On Netflix tonight I watched a movie called Begin Again. It was a wonderful movie full of hope for beginning again after different social possibilities in life. And it had music and so of course it was even better. I highly recommend watching it. But it set me to thinking about the different ways we grow and mature. We trudge through relationships like water when we are young, some blowing away like dried leaves blown in the wind, some piercing like a heart attack. We find that one special person to marry and maybe have kids and maybe face divorce with them. That is my story anyway, and maybe meet someone you can finally count on and keep moving. Complex life. Nothing is calm and easy and shallow like the Brady Bunch and the Cosby Show promised, people don’t always stay like on Friends.

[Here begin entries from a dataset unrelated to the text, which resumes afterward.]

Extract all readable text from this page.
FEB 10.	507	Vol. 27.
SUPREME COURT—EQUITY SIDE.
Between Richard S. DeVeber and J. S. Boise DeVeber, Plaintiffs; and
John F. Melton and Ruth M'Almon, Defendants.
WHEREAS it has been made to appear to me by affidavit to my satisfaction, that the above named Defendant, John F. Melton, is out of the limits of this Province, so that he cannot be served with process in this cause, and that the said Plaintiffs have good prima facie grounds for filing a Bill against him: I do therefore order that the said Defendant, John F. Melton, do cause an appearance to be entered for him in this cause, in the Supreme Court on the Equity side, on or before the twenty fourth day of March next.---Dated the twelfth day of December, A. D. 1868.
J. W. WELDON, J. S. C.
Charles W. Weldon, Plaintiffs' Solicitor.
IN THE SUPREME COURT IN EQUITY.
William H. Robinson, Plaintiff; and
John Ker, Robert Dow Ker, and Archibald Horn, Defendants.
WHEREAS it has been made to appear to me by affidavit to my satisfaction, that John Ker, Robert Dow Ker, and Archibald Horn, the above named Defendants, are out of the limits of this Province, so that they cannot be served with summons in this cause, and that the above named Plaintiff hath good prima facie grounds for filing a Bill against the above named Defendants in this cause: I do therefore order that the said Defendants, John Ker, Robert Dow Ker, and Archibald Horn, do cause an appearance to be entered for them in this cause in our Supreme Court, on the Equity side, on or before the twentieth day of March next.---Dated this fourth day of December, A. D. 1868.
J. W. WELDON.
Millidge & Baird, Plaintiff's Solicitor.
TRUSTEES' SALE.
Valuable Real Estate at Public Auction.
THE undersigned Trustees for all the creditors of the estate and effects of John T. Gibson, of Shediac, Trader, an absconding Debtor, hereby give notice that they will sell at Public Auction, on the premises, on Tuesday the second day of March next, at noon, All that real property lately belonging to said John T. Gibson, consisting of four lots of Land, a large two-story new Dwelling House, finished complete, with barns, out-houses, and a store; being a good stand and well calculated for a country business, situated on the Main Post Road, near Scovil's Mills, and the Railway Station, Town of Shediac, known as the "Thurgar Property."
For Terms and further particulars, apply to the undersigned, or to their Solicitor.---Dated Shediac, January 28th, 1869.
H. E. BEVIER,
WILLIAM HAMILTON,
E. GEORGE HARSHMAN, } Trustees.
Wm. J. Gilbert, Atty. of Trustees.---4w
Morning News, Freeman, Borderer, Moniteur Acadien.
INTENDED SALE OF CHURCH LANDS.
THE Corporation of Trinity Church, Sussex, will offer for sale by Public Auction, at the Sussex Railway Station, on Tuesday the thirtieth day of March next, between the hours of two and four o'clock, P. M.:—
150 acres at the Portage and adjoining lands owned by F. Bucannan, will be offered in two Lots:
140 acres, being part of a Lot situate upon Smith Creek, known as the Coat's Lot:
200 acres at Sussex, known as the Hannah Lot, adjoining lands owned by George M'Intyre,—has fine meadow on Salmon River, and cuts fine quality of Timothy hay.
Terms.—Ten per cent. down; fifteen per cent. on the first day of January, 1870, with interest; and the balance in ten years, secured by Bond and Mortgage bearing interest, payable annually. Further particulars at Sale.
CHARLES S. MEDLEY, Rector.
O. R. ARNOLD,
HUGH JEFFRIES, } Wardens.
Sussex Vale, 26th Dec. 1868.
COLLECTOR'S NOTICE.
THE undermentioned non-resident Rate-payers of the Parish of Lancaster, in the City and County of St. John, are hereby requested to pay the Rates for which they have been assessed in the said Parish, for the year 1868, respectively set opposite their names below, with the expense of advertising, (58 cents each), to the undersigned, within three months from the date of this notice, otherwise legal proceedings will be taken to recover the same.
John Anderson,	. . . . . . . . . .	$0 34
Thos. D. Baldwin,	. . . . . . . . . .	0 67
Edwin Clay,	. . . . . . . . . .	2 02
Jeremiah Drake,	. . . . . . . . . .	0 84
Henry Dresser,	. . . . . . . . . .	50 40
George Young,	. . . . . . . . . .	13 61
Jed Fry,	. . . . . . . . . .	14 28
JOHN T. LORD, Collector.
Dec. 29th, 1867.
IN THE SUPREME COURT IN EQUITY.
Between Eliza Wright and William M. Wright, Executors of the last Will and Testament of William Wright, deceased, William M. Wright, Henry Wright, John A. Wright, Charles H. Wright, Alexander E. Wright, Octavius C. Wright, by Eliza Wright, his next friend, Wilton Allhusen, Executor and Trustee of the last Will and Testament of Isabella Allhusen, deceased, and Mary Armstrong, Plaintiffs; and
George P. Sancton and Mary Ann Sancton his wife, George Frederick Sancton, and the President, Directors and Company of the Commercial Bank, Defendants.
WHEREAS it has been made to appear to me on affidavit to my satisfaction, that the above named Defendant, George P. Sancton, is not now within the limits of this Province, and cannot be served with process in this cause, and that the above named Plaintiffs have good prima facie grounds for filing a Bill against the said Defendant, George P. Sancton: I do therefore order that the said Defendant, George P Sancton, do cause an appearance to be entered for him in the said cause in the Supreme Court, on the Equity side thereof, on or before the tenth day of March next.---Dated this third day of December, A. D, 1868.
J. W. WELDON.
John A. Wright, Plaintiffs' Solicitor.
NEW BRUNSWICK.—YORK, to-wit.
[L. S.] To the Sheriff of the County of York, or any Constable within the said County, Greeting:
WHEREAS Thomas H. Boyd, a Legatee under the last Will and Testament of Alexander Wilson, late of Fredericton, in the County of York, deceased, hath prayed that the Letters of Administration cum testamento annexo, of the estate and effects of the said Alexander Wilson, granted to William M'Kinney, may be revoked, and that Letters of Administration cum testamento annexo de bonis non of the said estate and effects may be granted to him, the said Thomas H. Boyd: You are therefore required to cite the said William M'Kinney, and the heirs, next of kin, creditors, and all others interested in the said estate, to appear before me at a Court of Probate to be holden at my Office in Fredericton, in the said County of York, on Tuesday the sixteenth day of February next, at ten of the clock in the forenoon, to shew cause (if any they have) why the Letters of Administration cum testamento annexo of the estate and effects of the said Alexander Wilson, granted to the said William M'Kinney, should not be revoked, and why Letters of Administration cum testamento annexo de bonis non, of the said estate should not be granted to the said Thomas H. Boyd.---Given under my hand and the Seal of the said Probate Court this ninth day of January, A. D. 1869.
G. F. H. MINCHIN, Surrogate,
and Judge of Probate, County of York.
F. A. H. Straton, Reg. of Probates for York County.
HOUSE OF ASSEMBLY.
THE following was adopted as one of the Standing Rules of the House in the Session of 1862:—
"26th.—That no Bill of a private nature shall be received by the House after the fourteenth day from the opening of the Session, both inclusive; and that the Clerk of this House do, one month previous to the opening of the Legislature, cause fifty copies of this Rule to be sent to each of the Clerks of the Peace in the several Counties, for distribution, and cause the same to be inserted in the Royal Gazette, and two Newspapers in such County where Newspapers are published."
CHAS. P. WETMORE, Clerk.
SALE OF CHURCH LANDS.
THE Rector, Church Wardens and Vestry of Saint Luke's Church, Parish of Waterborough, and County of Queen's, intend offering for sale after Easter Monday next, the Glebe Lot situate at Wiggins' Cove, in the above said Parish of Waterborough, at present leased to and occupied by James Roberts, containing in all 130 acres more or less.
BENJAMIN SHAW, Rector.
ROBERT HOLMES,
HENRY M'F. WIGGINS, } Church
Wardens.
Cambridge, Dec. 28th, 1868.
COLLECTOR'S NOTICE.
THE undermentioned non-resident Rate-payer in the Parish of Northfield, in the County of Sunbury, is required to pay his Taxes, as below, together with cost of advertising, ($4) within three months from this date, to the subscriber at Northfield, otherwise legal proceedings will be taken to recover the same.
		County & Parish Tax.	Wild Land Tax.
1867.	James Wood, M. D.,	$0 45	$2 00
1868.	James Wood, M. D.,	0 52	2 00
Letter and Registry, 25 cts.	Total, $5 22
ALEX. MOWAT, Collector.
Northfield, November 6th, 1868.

Some people really only care about themselves. And then through all that, a parent might go off to heaven. And then the one constant person who loved you unconditionally and your steady rock is removed from under your feet. And it can all look incredibly hurtful and hopeless and just really sucky. But. A very important word. But. You look and your kids are there and you suddenly get that you are their rock. You are their support system. And who you are with, your spouse needs you. And you see amazing and dear friends draw close and hug the tar out of your soul when you need it most and expect it least. And biggest of all that is God. He is the Rock of the universe, Father of us all, lover of our souls. And with Him, what else do we need? Everything tangible is easy to remove from our person. But our Maker who loves us and stays with us can create things from nothing. He makes ingredients not just recipes. He is pure and potent love. What the heck am I wanting more for? I am the richest girl in the universe. And were I stripped of everything all of a sudden, even my dignity and validity, I would still be just as rich because God made me lovingly and I will be with Him when this brief life is over. I have absolutely nothing to fear or worry about and even less to be upset or sad about. We have and then we don’t but WE ARE because HE IS.